M A L D I T O ! ! !
domingo, janeiro 16, 2005
 
Correr. Era a única ordem que seu confuso cérebro mandava para o resto do corpo. Virou ofegante para um corredor transversal da ala sul do colégio. Pensou em voltar pro banheiro, esperar lá até o intervalo para o almoço, mas a imagem de um inseto sendo esmagado lhe afastou essa idéia. Olhou para trás para ver se alguém o seguia e acabou por bater em algo realmente duro. Sentado no chão, viu um par de sapatos caprichosamente engraxados. A luz do teto que se refletia neles o deixou mais atordoado ainda. Mas não precisava raciocinar para saber que o fiscal de turmas os calçava.

Instintivamente se arrastou para trás mas apenas um passo foi o suficiente para ele ser alcançado e imediatamente erguido pelo braço. Pensou em um milhão de desculpas para a camisa suja e para o fato de estar perambulando pelo colégio no horário das aulas mas sabia que todas eram inúteis e disso também sabia Sergi, seu captor. Por isso ambos seguiram calados até a sala do diretor.

Sentado num banco de madeira ele permaneceu por vários minutos, sendo observado pela secretária do diretor. Rumores afirmavam que ela tinha um caso com o manda-chuva do colégio. Contudo, quanto mais ele olhava para aqueles olhos azuis, aquela cabeleira negra e brilhante, as bochechas rosadas, o sorriso perfeito, menos ele acreditava na estória. Mas deixa pra lá, ele tinha mais com o que se preocupar.

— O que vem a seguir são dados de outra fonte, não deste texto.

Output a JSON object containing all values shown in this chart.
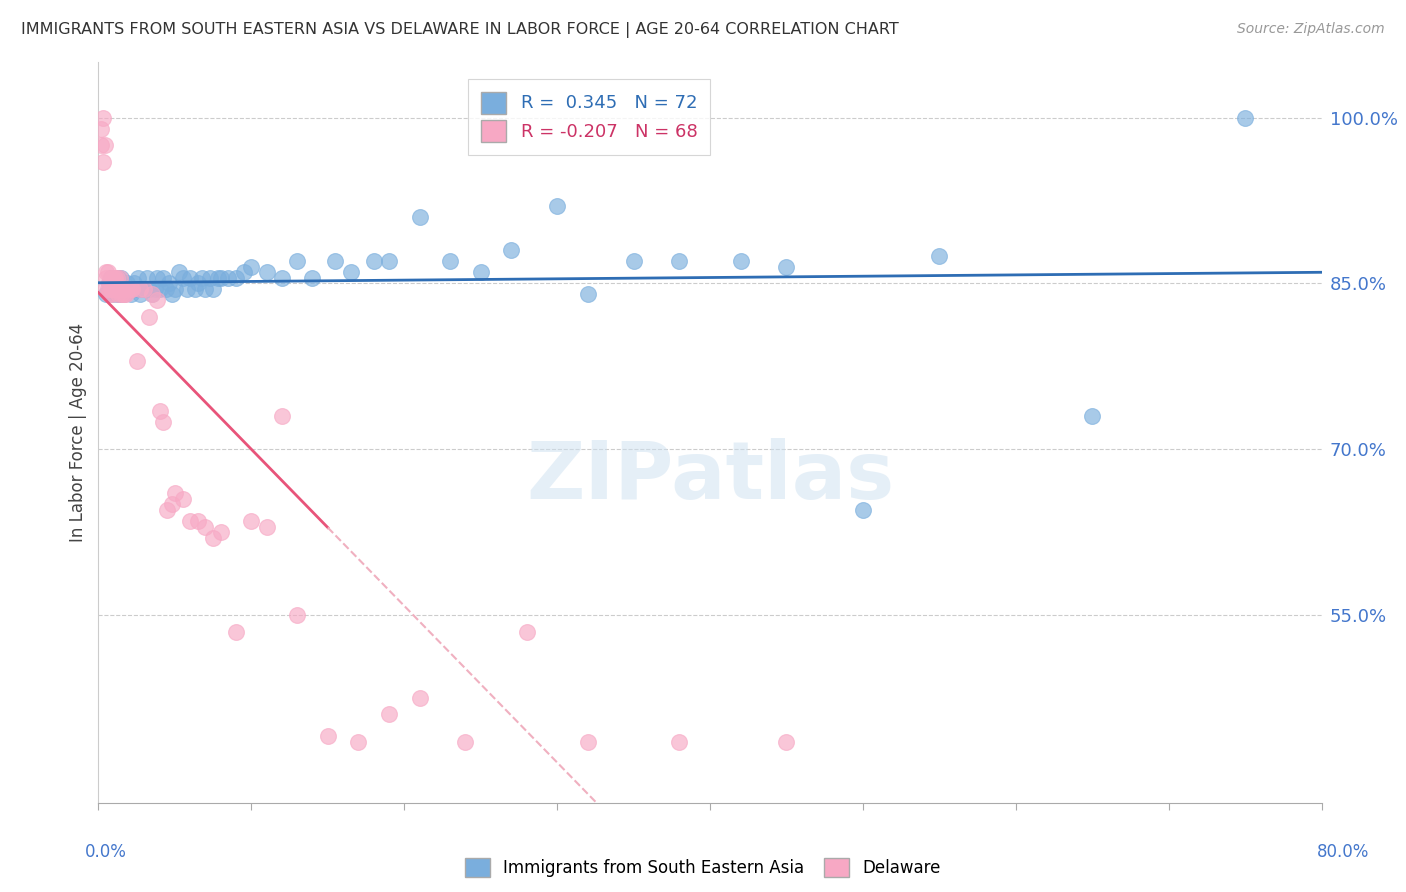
{
  "title": "IMMIGRANTS FROM SOUTH EASTERN ASIA VS DELAWARE IN LABOR FORCE | AGE 20-64 CORRELATION CHART",
  "source": "Source: ZipAtlas.com",
  "ylabel": "In Labor Force | Age 20-64",
  "ytick_labels": [
    "100.0%",
    "85.0%",
    "70.0%",
    "55.0%"
  ],
  "ytick_values": [
    1.0,
    0.85,
    0.7,
    0.55
  ],
  "xmin": 0.0,
  "xmax": 0.8,
  "ymin": 0.38,
  "ymax": 1.05,
  "blue_R": 0.345,
  "blue_N": 72,
  "pink_R": -0.207,
  "pink_N": 68,
  "legend_label_blue": "Immigrants from South Eastern Asia",
  "legend_label_pink": "Delaware",
  "blue_color": "#7aaedd",
  "pink_color": "#f7a8c4",
  "blue_line_color": "#2e6db4",
  "pink_line_color": "#e8547a",
  "pink_dash_color": "#f0b0c0",
  "watermark": "ZIPatlas",
  "blue_scatter_x": [
    0.005,
    0.007,
    0.008,
    0.009,
    0.01,
    0.011,
    0.012,
    0.013,
    0.014,
    0.015,
    0.016,
    0.017,
    0.018,
    0.019,
    0.02,
    0.021,
    0.022,
    0.023,
    0.025,
    0.026,
    0.027,
    0.028,
    0.03,
    0.032,
    0.033,
    0.035,
    0.037,
    0.038,
    0.04,
    0.042,
    0.044,
    0.046,
    0.048,
    0.05,
    0.053,
    0.055,
    0.058,
    0.06,
    0.063,
    0.065,
    0.068,
    0.07,
    0.073,
    0.075,
    0.078,
    0.08,
    0.085,
    0.09,
    0.095,
    0.1,
    0.11,
    0.12,
    0.13,
    0.14,
    0.155,
    0.165,
    0.18,
    0.19,
    0.21,
    0.23,
    0.25,
    0.27,
    0.3,
    0.32,
    0.35,
    0.38,
    0.42,
    0.45,
    0.5,
    0.55,
    0.65,
    0.75
  ],
  "blue_scatter_y": [
    0.84,
    0.85,
    0.855,
    0.84,
    0.845,
    0.85,
    0.84,
    0.855,
    0.84,
    0.855,
    0.845,
    0.84,
    0.845,
    0.85,
    0.845,
    0.84,
    0.845,
    0.85,
    0.845,
    0.855,
    0.84,
    0.845,
    0.845,
    0.855,
    0.845,
    0.84,
    0.845,
    0.855,
    0.845,
    0.855,
    0.845,
    0.85,
    0.84,
    0.845,
    0.86,
    0.855,
    0.845,
    0.855,
    0.845,
    0.85,
    0.855,
    0.845,
    0.855,
    0.845,
    0.855,
    0.855,
    0.855,
    0.855,
    0.86,
    0.865,
    0.86,
    0.855,
    0.87,
    0.855,
    0.87,
    0.86,
    0.87,
    0.87,
    0.91,
    0.87,
    0.86,
    0.88,
    0.92,
    0.84,
    0.87,
    0.87,
    0.87,
    0.865,
    0.645,
    0.875,
    0.73,
    1.0
  ],
  "pink_scatter_x": [
    0.002,
    0.002,
    0.003,
    0.003,
    0.004,
    0.004,
    0.005,
    0.005,
    0.006,
    0.006,
    0.007,
    0.007,
    0.008,
    0.008,
    0.009,
    0.009,
    0.009,
    0.01,
    0.01,
    0.011,
    0.011,
    0.011,
    0.012,
    0.012,
    0.013,
    0.013,
    0.014,
    0.014,
    0.015,
    0.015,
    0.016,
    0.017,
    0.018,
    0.019,
    0.02,
    0.021,
    0.022,
    0.025,
    0.027,
    0.03,
    0.033,
    0.035,
    0.038,
    0.04,
    0.042,
    0.045,
    0.048,
    0.05,
    0.055,
    0.06,
    0.065,
    0.07,
    0.075,
    0.08,
    0.09,
    0.1,
    0.11,
    0.12,
    0.13,
    0.15,
    0.17,
    0.19,
    0.21,
    0.24,
    0.28,
    0.32,
    0.38,
    0.45
  ],
  "pink_scatter_y": [
    0.975,
    0.99,
    0.96,
    1.0,
    0.975,
    0.845,
    0.86,
    0.855,
    0.845,
    0.86,
    0.85,
    0.84,
    0.845,
    0.855,
    0.845,
    0.855,
    0.84,
    0.845,
    0.855,
    0.845,
    0.845,
    0.855,
    0.845,
    0.855,
    0.845,
    0.84,
    0.845,
    0.855,
    0.845,
    0.84,
    0.84,
    0.84,
    0.84,
    0.845,
    0.845,
    0.845,
    0.845,
    0.78,
    0.845,
    0.845,
    0.82,
    0.84,
    0.835,
    0.735,
    0.725,
    0.645,
    0.65,
    0.66,
    0.655,
    0.635,
    0.635,
    0.63,
    0.62,
    0.625,
    0.535,
    0.635,
    0.63,
    0.73,
    0.55,
    0.44,
    0.435,
    0.46,
    0.475,
    0.435,
    0.535,
    0.435,
    0.435,
    0.435
  ]
}
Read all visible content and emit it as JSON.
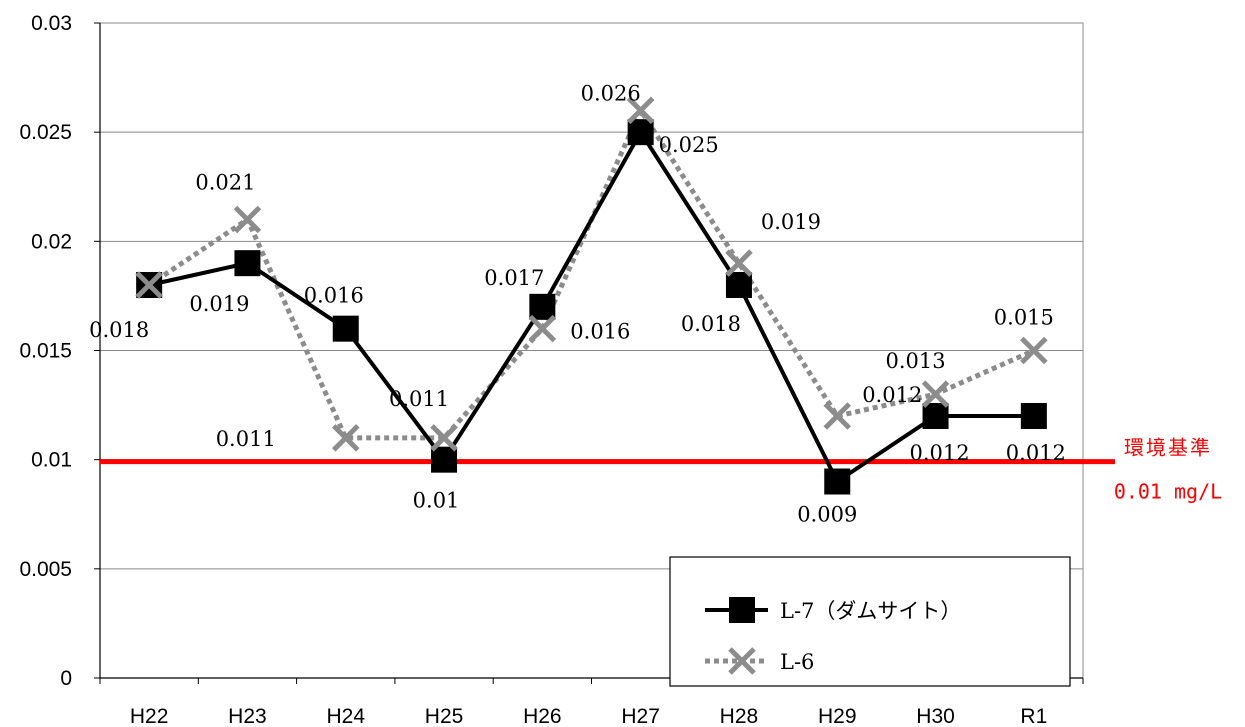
{
  "chart_data": {
    "type": "line",
    "categories": [
      "H22",
      "H23",
      "H24",
      "H25",
      "H26",
      "H27",
      "H28",
      "H29",
      "H30",
      "R1"
    ],
    "ylim": [
      0,
      0.03
    ],
    "yticks": [
      "0",
      "0.005",
      "0.01",
      "0.015",
      "0.02",
      "0.025",
      "0.03"
    ],
    "grid": true,
    "legend_position": "bottom-right",
    "series": [
      {
        "name": "L-7（ダムサイト）",
        "values": [
          0.018,
          0.019,
          0.016,
          0.01,
          0.017,
          0.025,
          0.018,
          0.009,
          0.012,
          0.012
        ],
        "labels": [
          "0.018",
          "0.019",
          "0.016",
          "0.01",
          "0.017",
          "0.025",
          "0.018",
          "0.009",
          "0.012",
          "0.012"
        ],
        "color": "#000000",
        "marker": "square",
        "line": "solid"
      },
      {
        "name": "L-6",
        "values": [
          0.018,
          0.021,
          0.011,
          0.011,
          0.016,
          0.026,
          0.019,
          0.012,
          0.013,
          0.015
        ],
        "labels": [
          "",
          "0.021",
          "0.011",
          "0.011",
          "0.016",
          "0.026",
          "0.019",
          "0.012",
          "0.013",
          "0.015"
        ],
        "color": "#8c8c8c",
        "marker": "x",
        "line": "dotted"
      }
    ],
    "reference_line": {
      "value": 0.01,
      "color": "#ff0000",
      "label_line1": "環境基準",
      "label_line2": "0.01 mg/L"
    }
  }
}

Podia escapulir pela porta ao seu lado quando ela se descuidasse, mas não adiantaria muito. Sua mãe seria chamada para falar com o diretor. Pensando bem, ela seria chamada de qualquer jeito, não adiantava se enganar. Não tinha como escapar daquela. E o pior é que ele perdera a aula que mais gostava.

Apesar da rigidez do professor, ele era um verdadeiro mestre, um dos poucos que se preocupava se os alunos realmente estavam aprendendo. Certa vez ficara com ele um sábado inteiro, em aulas de reforço, estudando para a prova final, que ele só iria fazer porque o próprio professor o deixara de recuperação. Ele era realmente sensacional. Ao invés de impor aos alunos que decorassem aquelas centenas de fórmulas, ele lhes mostrava a origem de cada uma delas e de como, racionalmente, obtê-las. Por tudo isso achou realmente estranho o estado colérico de poucos instantes atrás. Deve ter acontecido algo de muito grava para ele ficar daquele jeito. É certo que ele sempre foi rígido, mas nunca grosseiro. Se bem que a turma geralmente o tirava do sério, com os cochichos e conversas paralelas.

Os próximos dois tempos seriam reservados às aulas de educação física. Em virtude da neve todas as atividades seriam concentradas no ginásio e, como hoje era o primeiro ensaio do baile, as meninas ficariam com todo o segundo tempo para elas, e os meninos com o primeiro, quando provavelmente haveria alguma disputa esportiva truculenta, como basquete. Bem que ele poderia ter perdido um desses tempos ao invés dos dois primeiros do dia.

Se bem que ele nem sabia se realmente continuaria o dia no colégio. Esperava ansioso ser chamado para conversar com o diretor. Ele só o vira antes à distância, em algum evento do colégio. Ele adorava um discurso, e todo início de ano fazia um de boas vindas. Era uma experiência nova, portanto, estar cara-a-cara com o carequinha, como era chamado carinhosamente pelos alunos, alcunha que ganhara de seu "colega" Boris.

Ouviu seu nome ser pronunciado pela boca da Angela, a secretária. Pediu para acompanhá-la. Ela bateu duas vezes na porta de madeira maciça e a abriu. Sentado atrás de uma pesada mesa de madeira ricamente trabalhada, estava o carequinha, ou melhor, o diretor, o todo poderoso Michel Lobotan.

Sentou-se na cadeira de couro, macia, bem macia, tão diferente do banco la fora. Angela pediu licença e os deixou, fechando a porta atrás de si. Um arrepio lhe cobriu a nuca quando ouviu o barulho da trava da porta. Pronto. Não podia fazer muita coisa agora. Tentou pensar em algo bom. Logo a imagem do início daquela manhã, sua mãe no sofá abraçada com uma garrafa, lhe tomou o pensamento. Ela, tão cheia de problemas e agora mais um. E era culpa dele. Só dele. Se ele tivesse chegado a tempo de pegar o ônibus escolar, nada disso teria acontecido. Teria assistido às aulas, teria aprendido pouco mais da ciência matemática e teria revisto a sua amada. Agora corria o risco de, a um só tempo, dar mais trabalho para a mãe e de não ver sua bela de vestido de baile.